In a survey dataset I have a variable that has measurement error. I want to impute new values to it. I have a training dataset that includes surveys from past years that have common variables, so I want to use the correlations of the covariates in the imputation. Also, I know some things about the distribution of the target variable:
- It is normal
- The true mean
- The true standard deviation
I have been suggested to use a bayesian regression to incorporate these priors as well as the covariates. In most forums, I have seen that this is done with stan/brms models. However, I know little about this kind of models.
Therefore, in short, I am looking for a code in R that is able to replace values with measurement error so that the resulting imputed variable has a normal distribution, the known mean, the known standard deviation and is in accordance with the covariates of the training dataset.
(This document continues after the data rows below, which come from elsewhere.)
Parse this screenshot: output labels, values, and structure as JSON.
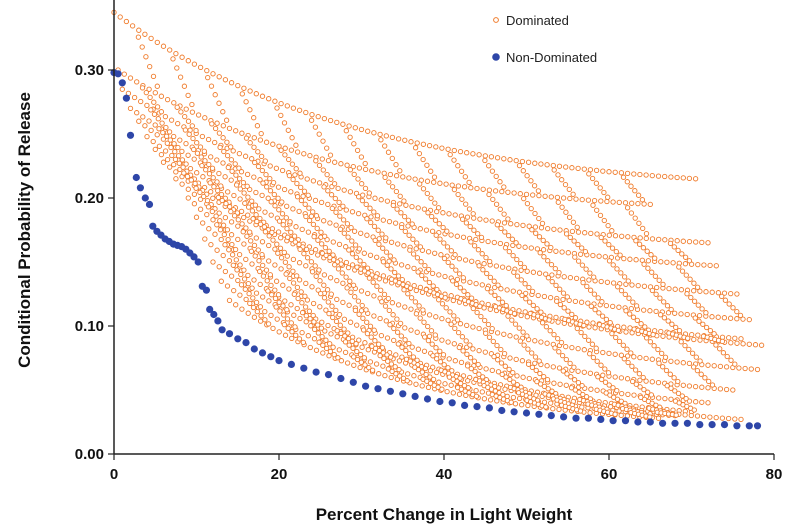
{
  "chart_data": {
    "type": "scatter",
    "title": "",
    "xlabel": "Percent Change in Light Weight",
    "ylabel": "Conditional Probability of Release",
    "xlim": [
      0,
      80
    ],
    "ylim": [
      0,
      0.35
    ],
    "x_ticks": [
      0,
      20,
      40,
      60,
      80
    ],
    "x_tick_labels": [
      "0",
      "20",
      "40",
      "60",
      "80"
    ],
    "y_ticks": [
      0,
      0.1,
      0.2,
      0.3
    ],
    "y_tick_labels": [
      "0.00",
      "0.10",
      "0.20",
      "0.30"
    ],
    "grid": false,
    "legend_position": "top-right",
    "series": [
      {
        "name": "Dominated",
        "marker": "open-circle",
        "color": "#f07c2c",
        "groups": [
          {
            "x_start": 0.0,
            "x_end": 70.5,
            "y_start": 0.345,
            "y_end": 0.215
          },
          {
            "x_start": 0.5,
            "x_end": 65.0,
            "y_start": 0.3,
            "y_end": 0.195
          },
          {
            "x_start": 1.0,
            "x_end": 72.0,
            "y_start": 0.285,
            "y_end": 0.165
          },
          {
            "x_start": 2.0,
            "x_end": 73.0,
            "y_start": 0.27,
            "y_end": 0.147
          },
          {
            "x_start": 3.0,
            "x_end": 75.5,
            "y_start": 0.26,
            "y_end": 0.125
          },
          {
            "x_start": 4.0,
            "x_end": 77.0,
            "y_start": 0.248,
            "y_end": 0.105
          },
          {
            "x_start": 5.0,
            "x_end": 76.0,
            "y_start": 0.238,
            "y_end": 0.09
          },
          {
            "x_start": 6.0,
            "x_end": 78.5,
            "y_start": 0.228,
            "y_end": 0.085
          },
          {
            "x_start": 7.5,
            "x_end": 78.0,
            "y_start": 0.215,
            "y_end": 0.066
          },
          {
            "x_start": 9.0,
            "x_end": 75.0,
            "y_start": 0.2,
            "y_end": 0.05
          },
          {
            "x_start": 10.0,
            "x_end": 72.0,
            "y_start": 0.185,
            "y_end": 0.04
          },
          {
            "x_start": 11.0,
            "x_end": 70.0,
            "y_start": 0.168,
            "y_end": 0.033
          },
          {
            "x_start": 12.0,
            "x_end": 76.0,
            "y_start": 0.15,
            "y_end": 0.027
          },
          {
            "x_start": 13.0,
            "x_end": 68.0,
            "y_start": 0.135,
            "y_end": 0.03
          },
          {
            "x_start": 14.0,
            "x_end": 66.0,
            "y_start": 0.12,
            "y_end": 0.028
          }
        ]
      },
      {
        "name": "Non-Dominated",
        "marker": "filled-circle",
        "color": "#2e46a8",
        "points": [
          [
            0.0,
            0.298
          ],
          [
            0.5,
            0.297
          ],
          [
            1.0,
            0.29
          ],
          [
            1.5,
            0.278
          ],
          [
            2.0,
            0.249
          ],
          [
            2.7,
            0.216
          ],
          [
            3.2,
            0.208
          ],
          [
            3.8,
            0.2
          ],
          [
            4.3,
            0.195
          ],
          [
            4.7,
            0.178
          ],
          [
            5.2,
            0.174
          ],
          [
            5.7,
            0.171
          ],
          [
            6.2,
            0.168
          ],
          [
            6.7,
            0.166
          ],
          [
            7.2,
            0.164
          ],
          [
            7.7,
            0.163
          ],
          [
            8.2,
            0.162
          ],
          [
            8.7,
            0.16
          ],
          [
            9.2,
            0.157
          ],
          [
            9.7,
            0.154
          ],
          [
            10.2,
            0.15
          ],
          [
            10.7,
            0.131
          ],
          [
            11.2,
            0.128
          ],
          [
            11.6,
            0.113
          ],
          [
            12.1,
            0.109
          ],
          [
            12.6,
            0.104
          ],
          [
            13.1,
            0.097
          ],
          [
            14.0,
            0.094
          ],
          [
            15.0,
            0.09
          ],
          [
            16.0,
            0.087
          ],
          [
            17.0,
            0.082
          ],
          [
            18.0,
            0.079
          ],
          [
            19.0,
            0.076
          ],
          [
            20.0,
            0.073
          ],
          [
            21.5,
            0.07
          ],
          [
            23.0,
            0.067
          ],
          [
            24.5,
            0.064
          ],
          [
            26.0,
            0.062
          ],
          [
            27.5,
            0.059
          ],
          [
            29.0,
            0.056
          ],
          [
            30.5,
            0.053
          ],
          [
            32.0,
            0.051
          ],
          [
            33.5,
            0.049
          ],
          [
            35.0,
            0.047
          ],
          [
            36.5,
            0.045
          ],
          [
            38.0,
            0.043
          ],
          [
            39.5,
            0.041
          ],
          [
            41.0,
            0.04
          ],
          [
            42.5,
            0.038
          ],
          [
            44.0,
            0.037
          ],
          [
            45.5,
            0.036
          ],
          [
            47.0,
            0.034
          ],
          [
            48.5,
            0.033
          ],
          [
            50.0,
            0.032
          ],
          [
            51.5,
            0.031
          ],
          [
            53.0,
            0.03
          ],
          [
            54.5,
            0.029
          ],
          [
            56.0,
            0.028
          ],
          [
            57.5,
            0.028
          ],
          [
            59.0,
            0.027
          ],
          [
            60.5,
            0.026
          ],
          [
            62.0,
            0.026
          ],
          [
            63.5,
            0.025
          ],
          [
            65.0,
            0.025
          ],
          [
            66.5,
            0.024
          ],
          [
            68.0,
            0.024
          ],
          [
            69.5,
            0.024
          ],
          [
            71.0,
            0.023
          ],
          [
            72.5,
            0.023
          ],
          [
            74.0,
            0.023
          ],
          [
            75.5,
            0.022
          ],
          [
            77.0,
            0.022
          ],
          [
            78.0,
            0.022
          ]
        ]
      }
    ]
  }
}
Here I include a replicable dataset on which the code I am asking could be applied:
# Set seed for reproducibility
# set.seed(42)
# Number of observations
n <- 1000
# Simulate 'variable_with_error' with random measurement error
measurement_error <- rnorm(n, mean = 0, sd = 1)
variable_with_error <- rnorm(n, mean = 0, sd = 1) + measurement_error
# Create some predictor variables
predictor1 <- rnorm(n, 0, 1)
predictor2 <- rnorm(n, 0, sd = 1)
predictor3 <- rnorm(n, 0, sd = 1)
# Combine into a data frame
df <- data.frame(
variable_with_error = variable_with_error,
predictor1 = predictor1,
predictor2 = predictor2,
predictor3 = predictor3
)